Thursday, June 10, 2010

“I’LL GLADLY PAY YOU TOMORROW FOR A HAMBURGER TODAY”

6/10/10

This morning’s (i.e., Thursday, 6/10/10’s, page A8) Wall Street Journal reports that Fed Chairman Obsequious Ben Bernanke said that, given the size of our federal deficit ($1.4 trillion according to the CBO), it would be a good idea to have a deficit reduction plan in place but that we shouldn’t implement such a plan yet because the economy couldn’t take it. His words:

“We have a recovery under way now. So, in the very near term, increased taxes, cuts in spending that are too large would be…a drag on the recovery. At the same time, we need to convince markets that in the medium and longer term we have a sustainable fiscal path.”

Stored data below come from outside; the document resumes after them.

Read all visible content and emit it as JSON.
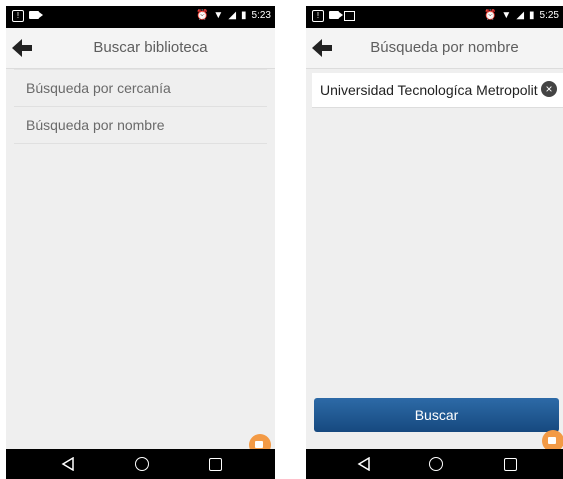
{
  "screen_left": {
    "status": {
      "time": "5:23"
    },
    "title": "Buscar biblioteca",
    "options": [
      "Búsqueda por cercanía",
      "Búsqueda por nombre"
    ]
  },
  "screen_right": {
    "status": {
      "time": "5:25"
    },
    "title": "Búsqueda por nombre",
    "search_value": "Universidad Tecnologíca Metropolitana",
    "button_label": "Buscar"
  },
  "icons": {
    "back": "arrow-left-icon",
    "clear": "close-circle-icon",
    "fab": "video-camera-icon"
  },
  "colors": {
    "status_bar": "#000000",
    "primary_button": "#1f5a95",
    "fab": "#f39a45",
    "background": "#efefef"
  }
}
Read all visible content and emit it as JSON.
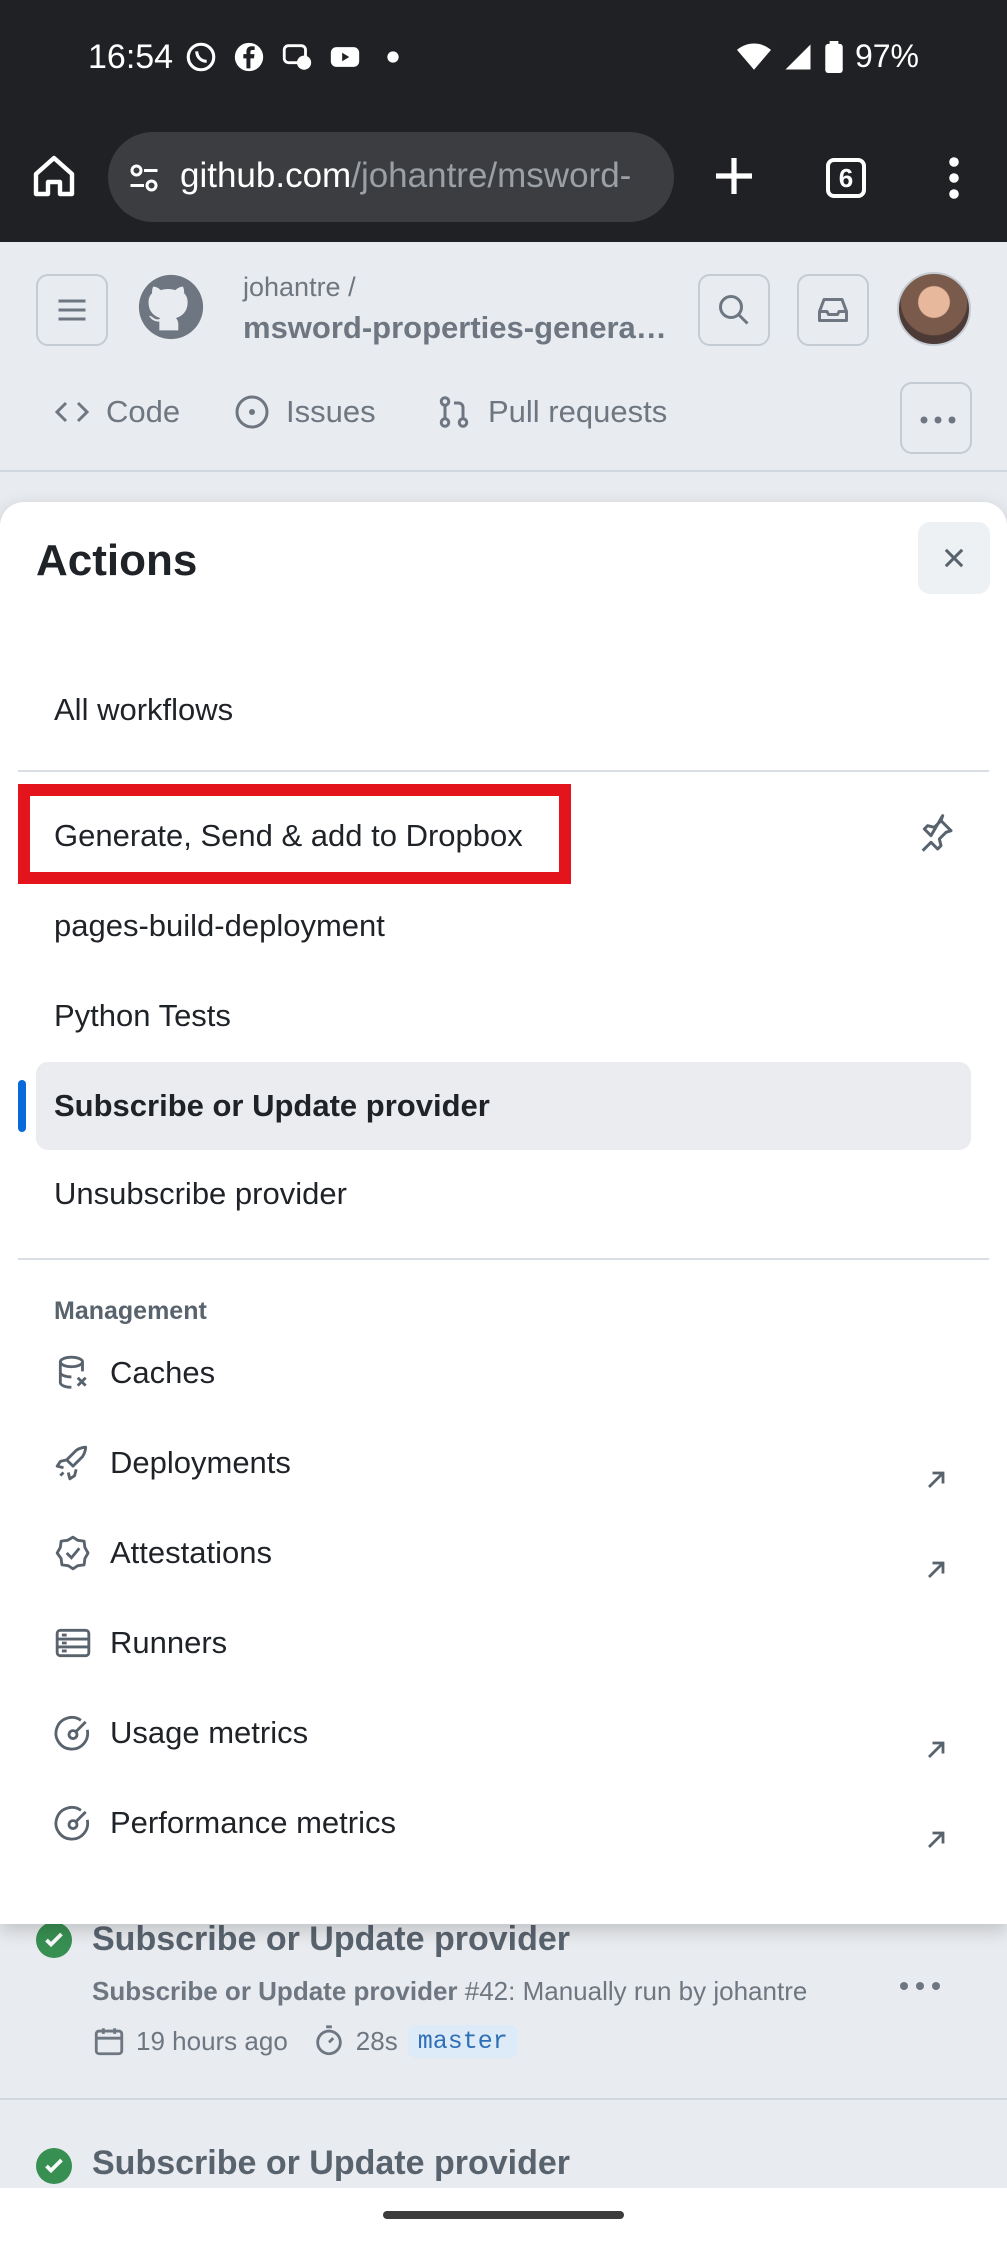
{
  "status_bar": {
    "time": "16:54",
    "battery": "97%",
    "icons": [
      "whatsapp-icon",
      "facebook-icon",
      "messenger-icon",
      "youtube-icon",
      "dot-icon",
      "wifi-icon",
      "signal-icon",
      "battery-icon"
    ]
  },
  "browser": {
    "url_host": "github.com",
    "url_path": "/johantre/msword-",
    "tab_count": "6"
  },
  "repo": {
    "owner": "johantre /",
    "name": "msword-properties-genera…",
    "nav": [
      "Code",
      "Issues",
      "Pull requests"
    ]
  },
  "sheet": {
    "title": "Actions",
    "all_workflows": "All workflows",
    "workflows": [
      "Generate, Send & add to Dropbox",
      "pages-build-deployment",
      "Python Tests",
      "Subscribe or Update provider",
      "Unsubscribe provider"
    ],
    "selected_workflow_index": 3,
    "management_label": "Management",
    "management": [
      {
        "label": "Caches",
        "icon": "database-icon",
        "external": false
      },
      {
        "label": "Deployments",
        "icon": "rocket-icon",
        "external": true
      },
      {
        "label": "Attestations",
        "icon": "verified-icon",
        "external": true
      },
      {
        "label": "Runners",
        "icon": "server-icon",
        "external": false
      },
      {
        "label": "Usage metrics",
        "icon": "meter-icon",
        "external": true
      },
      {
        "label": "Performance metrics",
        "icon": "meter-icon",
        "external": true
      }
    ]
  },
  "runs": [
    {
      "title": "Subscribe or Update provider",
      "workflow": "Subscribe or Update provider",
      "detail": "#42: Manually run by johantre",
      "time_ago": "19 hours ago",
      "duration": "28s",
      "branch": "master"
    },
    {
      "title": "Subscribe or Update provider"
    }
  ],
  "colors": {
    "highlight": "#e3141b",
    "selected_accent": "#0969da",
    "success": "#1a7f37"
  }
}
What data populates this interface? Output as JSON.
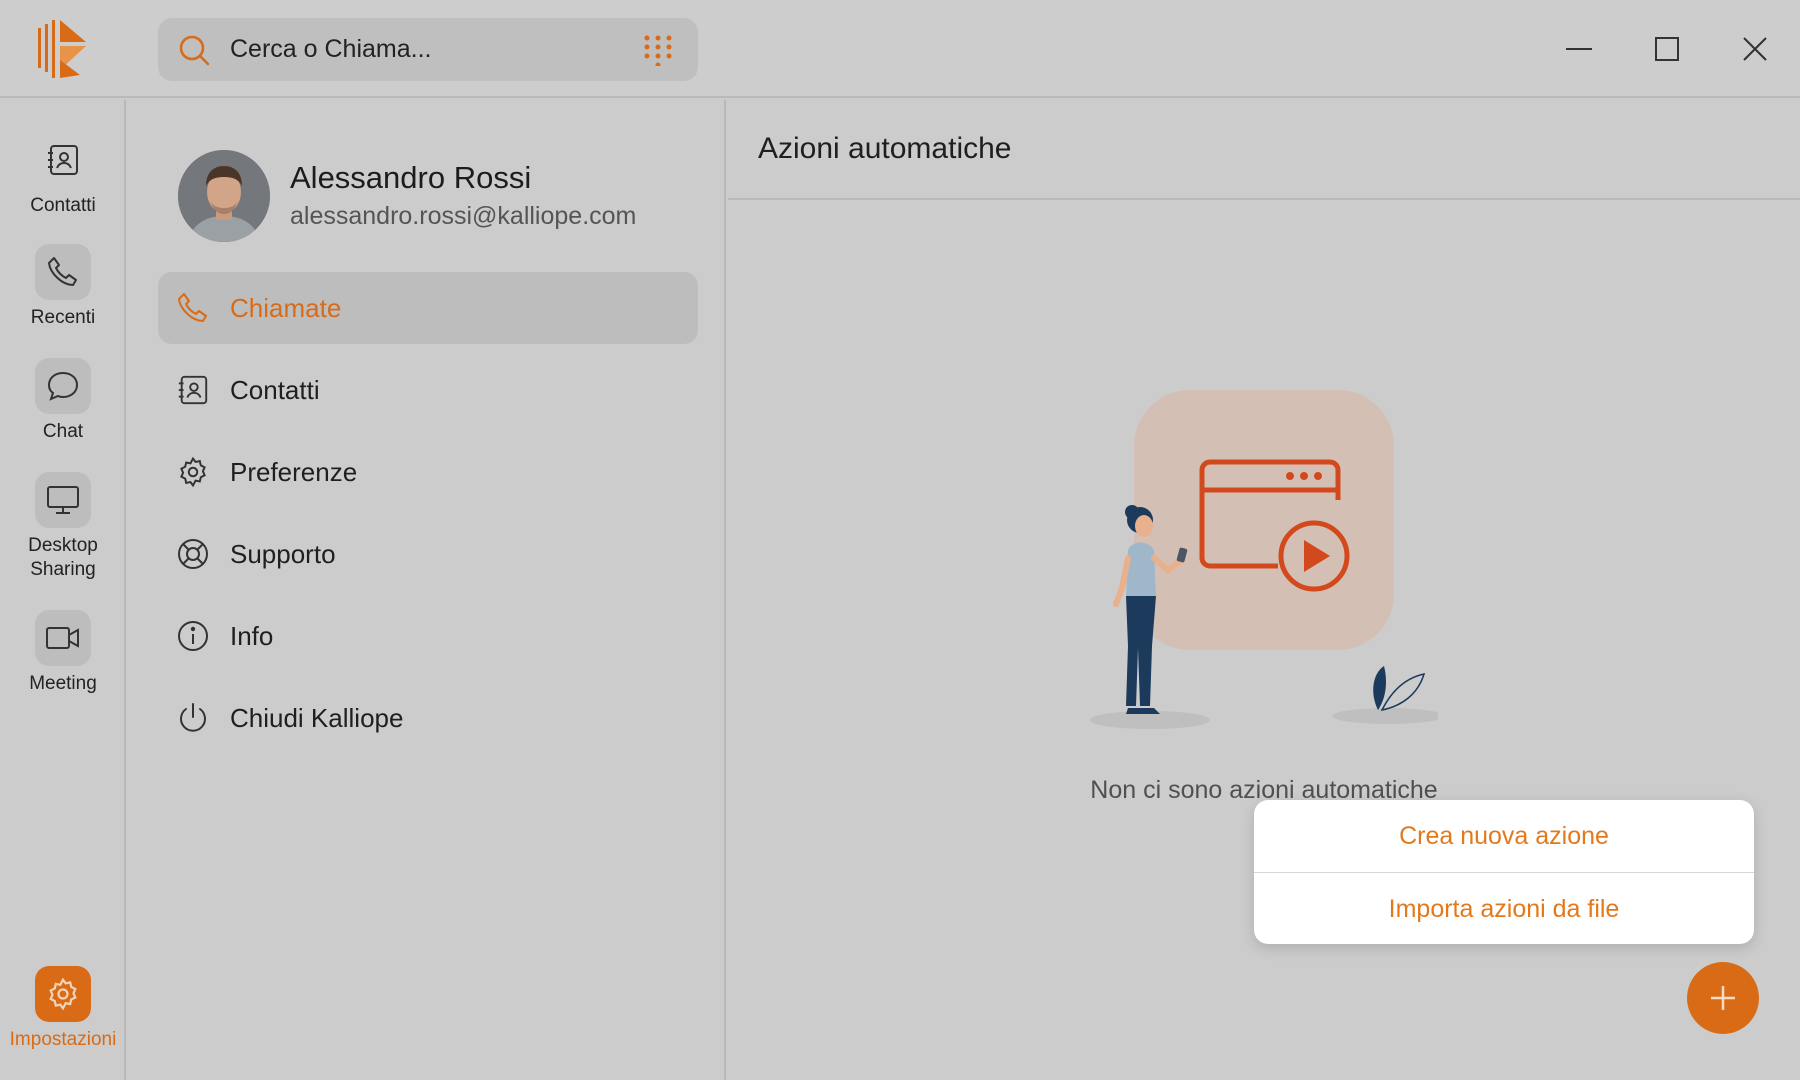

The Fed Chairman, back when America was great, was the country’s lead central banker, charged with, and only with, managing the money supply in such a manner that inflation was kept in check. Unfortunately, over the last few decades, coincident with a sharp decline in the competence of those who have held the post, the Fed Chairman’s job has metamorphosized into economic czar, a repository of some sort of manifest wisdom whose every utterance must be treated with the deference formerly reserved only for popes who have served since Pius IX declared himself and his successors infallible. So now we have our economic czar telling us, in effect, that, yes, we have an unprecedented, gargantuan deficit that is clearly unsustainable and thus we should have a plan to bring it down. But we shouldn’t implement that plan yet because the economic recovery that is so celebrated on Wall Street and CNBC is far too fragile to withstand the rigors of fiscal discipline. But, yes, sometime in the future, when things get better, we should put that plan into place, yes sir.

And people wonder why I do not share the unrestrained bullishness, on either the market or the future of the Republic, that is so much the rage nowadays.